We’ve been pretty quiet lately…this is part of the reason why. I hope you can appreciate how difficult and personal this was for Felicity to write, and how brave it was of her to share it with us. — OH
I have a hidden health problem: chronic PTSD brought on by years of traumatic abuse as a child. A large part of my ongoing difficulties are my half-buried memories…kind of like a scattered jigsaw puzzle that my brain wants to reassemble, so I can see a particular set of circumstances in the light of the present.
I have no control over when this happens, or which set of memories will be popping up. This leads me to feel helpless, that I cannot “control” my thoughts, or my life. Each time, I wish I knew that this would be the last puzzle to resurface, so that I will no longer suffer the side effects of my PTSD. These include nightmares, severe insomnia, a fear of falling asleep, anxiety, gloominess, feeling depressed, eating too much of the wrong foods, and even having old injuries suddenly start hurting (due to muscle spasms).
For weeks or months, all these symptoms happen at once, so that I can barely get out of bed in the morning. I find myself thinking “why bother brushing my teeth, exercising, showering or setting goals because none of it will do any good”. I am quite miserable. When the often agonizing set of memories is finally reassembled (it can take 2 weeks or more if I fight it by not sleeping), I use the technique that counselors have taught me: to process and release this trauma, so that it no longer haunts my dreams and waking moments.
Why bother dwelling on the past? I have no choice. Write about it in a journal and then burn it or forget it? Nope. Does not work for me. This is what having PTSD based on multiple traumas does to me.
This latest bout was triggered by seeing Monarch butterfly larvae. Innocuous, huh? Not for me. Suddenly, second grade memories of a Monarch butterfly landing on my hand in the apartment play yard. The girl who was head of the clique becoming jealous, and over a few days manipulating me to do something so stupid and mean it still haunts my waking memories. The aftermath: I was ostracized by everyone, labeled as a “bad girl”, and hit with sticks and stones by those girls. Someone tried to help, but I was so scared of my parents I didn’t allow them to help me. I had to forgive myself for what I did as a 6 or 7 year old and feel gratitude towards the one who offered help I did not accept.
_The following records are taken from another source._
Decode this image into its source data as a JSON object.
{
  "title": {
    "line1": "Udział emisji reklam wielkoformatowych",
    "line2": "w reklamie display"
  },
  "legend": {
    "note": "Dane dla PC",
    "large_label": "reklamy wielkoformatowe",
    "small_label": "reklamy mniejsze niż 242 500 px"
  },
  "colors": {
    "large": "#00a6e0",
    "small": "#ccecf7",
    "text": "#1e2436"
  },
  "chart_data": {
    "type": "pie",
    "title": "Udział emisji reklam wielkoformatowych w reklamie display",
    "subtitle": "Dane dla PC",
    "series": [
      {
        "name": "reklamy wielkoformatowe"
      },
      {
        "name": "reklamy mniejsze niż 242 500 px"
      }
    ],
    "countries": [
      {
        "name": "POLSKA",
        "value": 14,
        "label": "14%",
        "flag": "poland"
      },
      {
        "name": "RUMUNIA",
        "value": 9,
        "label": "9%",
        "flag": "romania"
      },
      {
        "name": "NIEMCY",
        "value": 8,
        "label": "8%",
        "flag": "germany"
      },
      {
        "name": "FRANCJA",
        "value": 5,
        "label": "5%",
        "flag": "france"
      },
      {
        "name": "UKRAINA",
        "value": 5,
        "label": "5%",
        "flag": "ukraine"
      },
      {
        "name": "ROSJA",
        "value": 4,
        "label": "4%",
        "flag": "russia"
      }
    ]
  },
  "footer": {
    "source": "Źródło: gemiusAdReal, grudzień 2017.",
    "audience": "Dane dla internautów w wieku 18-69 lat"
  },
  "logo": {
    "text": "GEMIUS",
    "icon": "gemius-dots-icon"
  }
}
Ordinarily I take indica-heavy cannacaps such as LA Confidential, or high CBD strains for anxiety and pain. This time around when I realized I was falling into a depression, I added Sour Diesel cannacaps to my regimen. I took Sour Diesel, one cannacap in the morning and one in the evening, for about a week. It helped me stay calm and be able to think in a non-negative fashion. After the first week I was able to drop to mornings only. Positive thinking came at the end of the second week. In week three I was able to sleep in 3 to 4 hour snatches. I started cooking again, with a few minor mistakes. I was still forgetful and foggy-brained from lack of sleep and anxiety.
As I write this, almost a month later, the blackest part of my depression is gone. I still take Sour Diesel in the morning to combat the sadness and inertia. Sour Diesel has helped me to feel calmer, and have a more positive outlook slowly creep back into my life. I am becoming more active, doing more each day, and not yelling at myself if I have an “off” day. I went back to taking care of myself physically, and starting and finishing projects. I am finally sleeping more than a few hours at a time. I actually want to get out of bed in the morning. I sincerely hope I am done reassembling memories. Yet, if not, I have successfully added Sour Diesel to my armory.
Wishful thinking: as I have been forward and back over my lifetime of memories multiple times already – too bad I’m not a Time Lady with a TARDIS so I could go back and fix my mistakes and deal with the cruelty of others with what I know now. Sigh. This sentiment is regret and I have to shed that, too. Work in Progress.
P.S. Don’t ever let anyone tell you that children being cruel to other children is OK or “just a learning experience”. It’s not. The scars last a lifetime.